Dumaguete's Proposed ₱1.948-B Public Market Loan Would Be the Largest LGU Market Borrowing in the Philippines
DUMAGUETE CITY, Negros Oriental — May 10, 2026. Dumaguete City's proposed ₱1.948-billion four-storey public market would equal about 2.86 times the city's entire 2024 National Tax Allotment, the highest loan-to-NTA ratio among publicly identified local government public market projects in the country, an analysis of Bureau of Local Government Finance data shows.
The market component is part of a larger ₱2.185-billion proposed borrowing package that also includes a ₱237-million City Hall extension. The full package equals about 3.20 times the city's FY 2024 NTA of ₱682 million, or roughly ₱15,369 in city debt for every Dumaguetnon, based on the 2024 Census population of 142,171.
By contrast, the largest public market projects in the country are not loan-financed. Cebu City's ₱5.5-billion Carbon Public Market modernization is a 50-year joint venture with Megawide. Iloilo City's ₱3-billion redevelopment of its Central and Terminal Markets was completed last year by SM Prime under a 25-year lease. General Santos City's ₱2.33-billion Palengke Heneral was awarded to Robinsons Land Corp. as a public-private partnership earlier this year.

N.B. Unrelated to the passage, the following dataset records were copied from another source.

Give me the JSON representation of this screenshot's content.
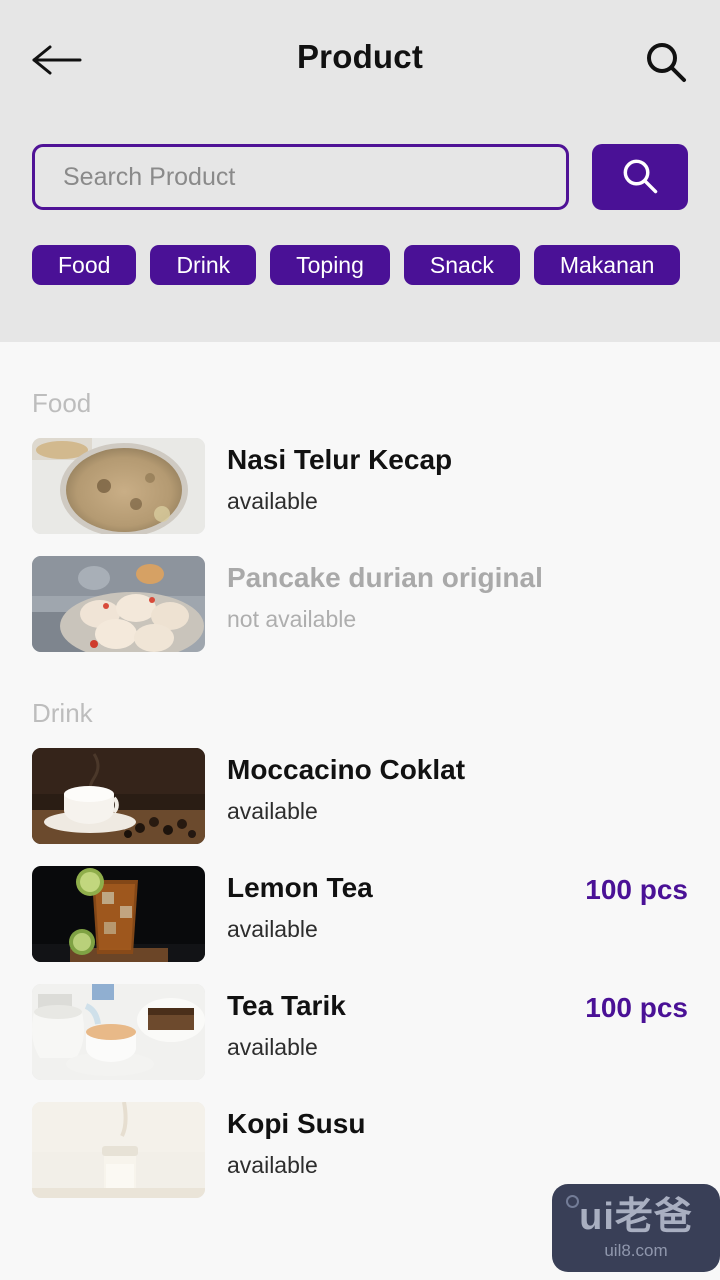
{
  "appbar": {
    "title": "Product",
    "back_icon": "arrow-left-icon",
    "search_icon": "search-icon"
  },
  "search": {
    "placeholder": "Search Product",
    "value": "",
    "submit_icon": "search-icon"
  },
  "categories": [
    {
      "label": "Food"
    },
    {
      "label": "Drink"
    },
    {
      "label": "Toping"
    },
    {
      "label": "Snack"
    },
    {
      "label": "Makanan"
    }
  ],
  "sections": [
    {
      "label": "Food",
      "items": [
        {
          "title": "Nasi Telur Kecap",
          "status": "available",
          "available": true,
          "qty": "",
          "image": "rice-bowl-photo"
        },
        {
          "title": "Pancake durian original",
          "status": "not available",
          "available": false,
          "qty": "",
          "image": "pancake-durian-photo"
        }
      ]
    },
    {
      "label": "Drink",
      "items": [
        {
          "title": "Moccacino Coklat",
          "status": "available",
          "available": true,
          "qty": "",
          "image": "coffee-cup-photo"
        },
        {
          "title": "Lemon Tea",
          "status": "available",
          "available": true,
          "qty": "100 pcs",
          "image": "iced-lemon-tea-photo"
        },
        {
          "title": "Tea Tarik",
          "status": "available",
          "available": true,
          "qty": "100 pcs",
          "image": "tea-pouring-photo"
        },
        {
          "title": "Kopi Susu",
          "status": "available",
          "available": true,
          "qty": "",
          "image": "milk-bottle-photo"
        }
      ]
    }
  ],
  "watermark": {
    "main": "ui老爸",
    "sub": "uil8.com"
  },
  "colors": {
    "accent": "#4a1196",
    "header_bg": "#e6e6e6",
    "content_bg": "#f8f8f8",
    "muted_text": "#aeaeae"
  }
}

In each of those cases, the private partner finances, builds, and operates the facility for a fixed term before turning it over. The host city carries no construction debt. Cebu City, in fact, receives ₱50 million a year in guaranteed payment from its joint venture partner, with a 10-percent escalation every five years.
The fiscal comparison
The Bureau of Local Government Finance's Statement of Receipts and Expenditures for FY 2024 lists Dumaguete City's National Tax Allotment at ₱681,521,676.96 and total current operating income at ₱1,207,943,727.67. The city's local-source revenue, mainly real property tax, business tax, fees and charges, and receipts from economic enterprises, was ₱498,198,431.80 for the same year.

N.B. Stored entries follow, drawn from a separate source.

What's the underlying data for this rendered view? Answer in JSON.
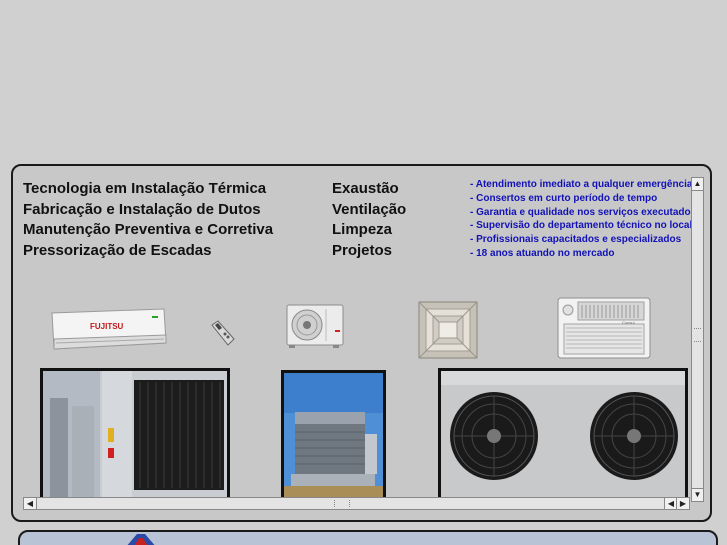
{
  "services_left": [
    "Tecnologia em Instalação Térmica",
    "Fabricação e Instalação de Dutos",
    "Manutenção Preventiva e Corretiva",
    "Pressorização de Escadas"
  ],
  "services_right": [
    "Exaustão",
    "Ventilação",
    "Limpeza",
    "Projetos"
  ],
  "highlights": [
    "- Atendimento imediato a qualquer emergência",
    "- Consertos em curto período de tempo",
    "- Garantia e qualidade nos serviços executados",
    "- Supervisão do departamento técnico no local",
    "- Profissionais capacitados e especializados",
    "- 18 anos atuando no mercado"
  ],
  "brand_label": "FUJITSU",
  "window_unit_label": "Consul",
  "scroll": {
    "up_arrow": "▲",
    "down_arrow": "▼",
    "left_arrow": "◀",
    "right_arrow": "▶"
  },
  "colors": {
    "highlight_text": "#1212b8",
    "panel_border": "#1a1a1a",
    "panel_bg": "#c8c8c8"
  }
}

Among comparable cities and one municipality with publicly reported public market loans, Dumaguete's proposed loan-to-NTA ratio of 2.86 stands well above Bacolod City's 0.28 (₱525-million Burgos market allocation, later realigned), Tacurong City's 0.64 (₱500-million mixed-purpose DBP loan), Mandaue City's 0.34 (₱400-million DBP loan for new public market), Talisay City's 0.40 (₱387-million Tabunok four-storey market funded by DBP and Landbank), and the Municipality of Moalboal's 2.42 (₱400-million Landbank-financed new public market).
Per-resident debt exposure in the same comparison runs from ₱840 in Bacolod to ₱4,276 in Tacurong, ₱1,097 in Mandaue, ₱1,467 in Talisay, and ₱10,528 in Moalboal. Dumaguete's per-resident exposure under the full ₱2.185-billion borrowing package would be ₱15,369.
Why the structure matters
A loan-to-NTA ratio of 2.86 means the city would commit nearly three full years of its national tax share to repay one building. The annual NTA is the principal funding source for teacher salaries, health services, road repairs, and city payroll. Servicing a ₱1.948-billion loan over the standard 15-to-20-year LGU loan term will absorb a measurable share of that NTA each year through amortization and interest.

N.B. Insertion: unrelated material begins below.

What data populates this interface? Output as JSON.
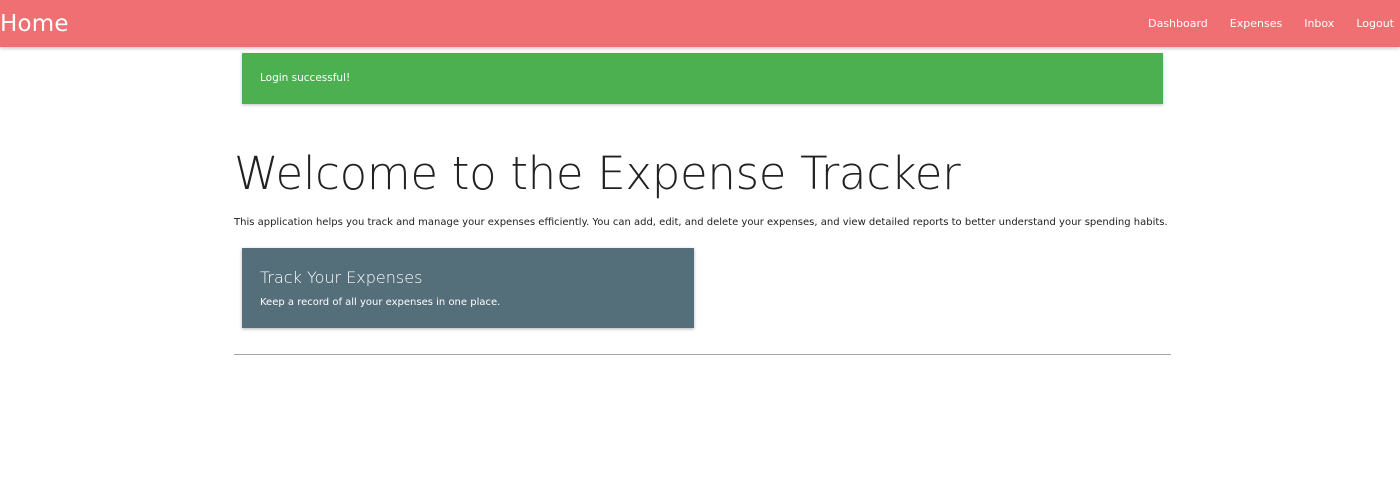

The comparison does not establish that the project is overpriced. A four-storey public market may cost more depending on floor area, foundation requirements, mechanical and electrical systems, fire safety, parking, and vendor relocation. Inflation-adjusted construction costs have also risen since the 2018 completion of Talisay City's similarly four-storey Tabunok market.
But because Dumaguete's project is proposed as direct LGU borrowing rather than a private-partnership structure, the financial risk profile is fundamentally different from those of Cebu City, Iloilo City, and General Santos City. The obligation rests with the city and its taxpayers.
What the public can ask for
Before final approval, advocates of fiscal transparency typically expect the local government to publicly release the project's detailed cost breakdown and cost-per-square-meter calculation; the feasibility study and projected market revenue; the vendor rental schedule; the full debt-service schedule including interest rate, loan term, and annual amortization expressed as a share of the NTA; and the specific assessment of why a public-private partnership or joint venture, used by larger cities, was not pursued.
The city government should also publicly account for the status of current vendors and the Painitan section during construction, and the binding relocation, rental, and return-to-stall guarantees attached to the project.
The proposed borrowing package remains under deliberation. The Sangguniang Panlungsod has not yet finally approved or perfected the loan.
Sources: Bureau of Local Government Finance, Statement of Receipts and Expenditures by LGU, FY 2024 (Preliminary). Project cost and financing model from publicly reported records. Population from PSA 2024 Census.
Editor's note: This article is part of an investigative series. Verified figures only. No fabricated quotes.